Fortunately, my imaginary friends did show up!!
And we dined well on Jamie’s feasts!
I can’t believe I forgot to take a picture of the dessert for our second evening–a selection of FOUR different vegan cookies!!
Anyway, a fine time was had by all, and Bustie and Francie bonded over Jamie’s famous pecan pie (made in honour of our visiting Southern Belles…and Bustie, who sees himself as an honourary Southern Belle).
And in between all the food, we managed a few nice hikes–to Graham Lake, Fillongley Park, and Boyle Point, where we saw an eagle’s nest full of eagle chicks…or eaglets…or whatever they’re called.
Oh, and we hit opening day of the Denman Farmers’ Market and even visited the little craft store, where I picked up this fabulous little work of art created by a local artist:
And after Jamie’s yeoman service as our resident vegan chef, I wanted to make him something special for dinner (though the fridge is packed full of leftovers!). So when a recipe for vegan chick’n nuggets arrived in my e-mail this morning, I thought it would fit the bill for the type of food my boy enjoys tucking into while he watches one of his various spy series.
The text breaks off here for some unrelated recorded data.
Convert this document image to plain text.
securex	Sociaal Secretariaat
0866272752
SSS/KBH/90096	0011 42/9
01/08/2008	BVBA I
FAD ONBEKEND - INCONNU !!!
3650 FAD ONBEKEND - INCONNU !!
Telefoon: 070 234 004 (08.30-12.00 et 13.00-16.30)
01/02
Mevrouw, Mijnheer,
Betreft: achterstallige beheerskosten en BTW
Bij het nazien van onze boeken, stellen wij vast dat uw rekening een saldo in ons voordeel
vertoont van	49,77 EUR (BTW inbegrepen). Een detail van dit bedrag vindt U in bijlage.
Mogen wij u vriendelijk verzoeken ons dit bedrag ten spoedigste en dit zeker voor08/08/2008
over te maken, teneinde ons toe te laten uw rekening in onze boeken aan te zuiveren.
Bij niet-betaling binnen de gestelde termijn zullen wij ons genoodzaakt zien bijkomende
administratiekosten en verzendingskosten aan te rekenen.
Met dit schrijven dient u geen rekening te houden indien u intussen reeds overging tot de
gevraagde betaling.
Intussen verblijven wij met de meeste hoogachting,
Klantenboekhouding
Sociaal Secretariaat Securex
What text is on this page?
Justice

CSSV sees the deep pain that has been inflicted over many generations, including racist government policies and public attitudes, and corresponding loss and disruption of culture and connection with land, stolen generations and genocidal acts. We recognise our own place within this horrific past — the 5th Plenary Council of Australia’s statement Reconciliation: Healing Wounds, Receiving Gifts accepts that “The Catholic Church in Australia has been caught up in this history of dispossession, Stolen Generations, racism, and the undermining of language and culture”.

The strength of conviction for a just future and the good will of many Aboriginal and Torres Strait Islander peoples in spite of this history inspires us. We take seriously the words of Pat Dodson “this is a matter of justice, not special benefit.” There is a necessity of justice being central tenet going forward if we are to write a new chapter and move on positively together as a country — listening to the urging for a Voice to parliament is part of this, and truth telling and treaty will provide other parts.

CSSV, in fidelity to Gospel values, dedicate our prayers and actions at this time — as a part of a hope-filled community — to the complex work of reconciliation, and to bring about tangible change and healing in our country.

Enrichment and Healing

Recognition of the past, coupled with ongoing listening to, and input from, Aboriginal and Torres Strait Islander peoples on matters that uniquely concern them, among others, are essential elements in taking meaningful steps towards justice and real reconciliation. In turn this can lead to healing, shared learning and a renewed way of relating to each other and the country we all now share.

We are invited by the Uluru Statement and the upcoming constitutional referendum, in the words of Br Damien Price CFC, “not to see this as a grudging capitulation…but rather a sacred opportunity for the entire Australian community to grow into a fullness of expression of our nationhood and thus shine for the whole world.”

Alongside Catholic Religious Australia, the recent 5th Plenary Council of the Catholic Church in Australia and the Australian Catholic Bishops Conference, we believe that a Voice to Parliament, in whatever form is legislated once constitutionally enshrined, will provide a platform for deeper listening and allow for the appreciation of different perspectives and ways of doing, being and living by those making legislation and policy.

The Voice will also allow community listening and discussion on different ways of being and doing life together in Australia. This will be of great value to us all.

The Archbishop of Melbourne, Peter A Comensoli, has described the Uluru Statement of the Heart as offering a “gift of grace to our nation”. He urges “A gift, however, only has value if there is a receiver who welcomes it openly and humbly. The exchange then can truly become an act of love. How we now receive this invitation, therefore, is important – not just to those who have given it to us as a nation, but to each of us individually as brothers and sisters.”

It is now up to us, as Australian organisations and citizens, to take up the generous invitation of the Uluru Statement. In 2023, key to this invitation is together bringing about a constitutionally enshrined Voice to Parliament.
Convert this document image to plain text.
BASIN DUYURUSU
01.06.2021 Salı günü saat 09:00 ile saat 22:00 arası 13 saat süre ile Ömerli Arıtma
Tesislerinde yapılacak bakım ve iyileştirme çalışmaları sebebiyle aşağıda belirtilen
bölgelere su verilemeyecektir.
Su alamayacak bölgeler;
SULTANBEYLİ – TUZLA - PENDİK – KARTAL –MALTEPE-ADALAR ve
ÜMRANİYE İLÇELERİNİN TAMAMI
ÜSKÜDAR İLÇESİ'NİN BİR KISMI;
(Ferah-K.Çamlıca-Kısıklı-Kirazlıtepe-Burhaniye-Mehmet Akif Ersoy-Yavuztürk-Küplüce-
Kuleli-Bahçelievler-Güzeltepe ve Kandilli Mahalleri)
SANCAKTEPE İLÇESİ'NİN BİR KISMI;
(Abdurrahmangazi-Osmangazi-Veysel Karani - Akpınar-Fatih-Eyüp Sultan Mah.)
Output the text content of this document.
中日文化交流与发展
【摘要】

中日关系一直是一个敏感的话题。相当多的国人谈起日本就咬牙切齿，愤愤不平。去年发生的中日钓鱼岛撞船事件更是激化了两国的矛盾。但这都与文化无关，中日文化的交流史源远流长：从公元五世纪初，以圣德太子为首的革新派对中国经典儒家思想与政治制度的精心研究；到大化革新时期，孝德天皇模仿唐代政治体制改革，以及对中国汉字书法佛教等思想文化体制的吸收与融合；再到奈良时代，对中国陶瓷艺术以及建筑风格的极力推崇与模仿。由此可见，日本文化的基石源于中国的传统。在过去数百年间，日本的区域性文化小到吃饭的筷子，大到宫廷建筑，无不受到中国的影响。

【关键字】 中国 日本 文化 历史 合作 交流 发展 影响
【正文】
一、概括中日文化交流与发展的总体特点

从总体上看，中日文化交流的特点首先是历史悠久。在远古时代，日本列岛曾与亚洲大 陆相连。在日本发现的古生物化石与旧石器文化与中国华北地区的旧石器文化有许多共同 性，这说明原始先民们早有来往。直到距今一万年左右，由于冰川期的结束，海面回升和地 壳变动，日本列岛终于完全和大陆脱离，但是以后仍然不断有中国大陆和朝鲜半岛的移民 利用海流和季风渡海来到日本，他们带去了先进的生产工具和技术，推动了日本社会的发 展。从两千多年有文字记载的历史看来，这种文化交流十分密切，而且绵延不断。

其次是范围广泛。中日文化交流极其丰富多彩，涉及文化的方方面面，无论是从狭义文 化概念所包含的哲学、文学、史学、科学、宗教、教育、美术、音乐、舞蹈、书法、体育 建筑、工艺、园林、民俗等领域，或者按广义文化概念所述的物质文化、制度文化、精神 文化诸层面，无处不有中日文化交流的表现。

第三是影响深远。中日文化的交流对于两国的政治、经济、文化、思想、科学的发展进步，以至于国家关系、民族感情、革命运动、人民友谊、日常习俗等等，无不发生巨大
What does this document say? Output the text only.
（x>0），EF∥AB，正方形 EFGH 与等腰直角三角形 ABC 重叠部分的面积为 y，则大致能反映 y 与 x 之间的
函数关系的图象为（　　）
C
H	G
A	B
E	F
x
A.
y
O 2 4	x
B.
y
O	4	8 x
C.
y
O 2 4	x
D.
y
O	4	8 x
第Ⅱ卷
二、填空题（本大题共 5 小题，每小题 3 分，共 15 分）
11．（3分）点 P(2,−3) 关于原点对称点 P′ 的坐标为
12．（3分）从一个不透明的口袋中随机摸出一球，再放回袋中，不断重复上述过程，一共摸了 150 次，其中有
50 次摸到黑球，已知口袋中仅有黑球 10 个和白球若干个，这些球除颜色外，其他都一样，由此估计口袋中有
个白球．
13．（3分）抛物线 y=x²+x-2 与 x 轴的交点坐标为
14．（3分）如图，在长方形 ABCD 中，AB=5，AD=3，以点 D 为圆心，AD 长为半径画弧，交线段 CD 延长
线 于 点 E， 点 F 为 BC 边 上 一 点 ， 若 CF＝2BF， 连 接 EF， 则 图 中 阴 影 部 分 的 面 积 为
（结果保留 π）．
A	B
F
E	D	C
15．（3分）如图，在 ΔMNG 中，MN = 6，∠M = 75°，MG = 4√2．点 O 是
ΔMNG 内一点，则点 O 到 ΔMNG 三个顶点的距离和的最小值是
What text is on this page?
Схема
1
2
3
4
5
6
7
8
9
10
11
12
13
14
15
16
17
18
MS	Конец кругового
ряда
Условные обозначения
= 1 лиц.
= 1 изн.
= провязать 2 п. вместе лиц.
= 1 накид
The recipe is from Irish twins at The Happy Pear, who have been advertising their new cookbook–Recipes for Happiness. I thought I’d take a crack at their recipe…with a few changes, of course! I removed the oil and added nooch and BTB (of course!).
Air-Fried Vegan Chick’n Nuggets
Soak for ten minutes in boiling water:
- 2/3 cup cashews
Meanwhile, add to food processor and run until oat flakes are powdery:
- 1/2 cup oat flakes
Drain the cashews and add to the food processor. Next, add the following:
- 8 tablespoons water
- 1/4 cup vital wheat gluten
- 3 TBS nutritional yeast
- 1 TBS Better Than Bouillon Vegetable Base
- ½ tsp garlic powder
- ½ tsp onion powder
- ½ tsp salt
- ½ tsp freshly ground black pepper
The mixture will form a dough in the food processor. If the mixture is too dry, add a drizzle more water. Form dough into twelve nuggets.
Dip each nugget into….
- 1 cup aqua faba
Next, coat each nugget in a mixture of….
- 1 cup whole-wheat panko crumbs
- ½ cup unsweetened coconut
- ¼ cup nutritional yeast
- 1 TBS pepper
Air fry the nuggets for twenty minutes, flipping at the halfway mark.
Serve with ketchup, honey, or vegan blue cheez dip!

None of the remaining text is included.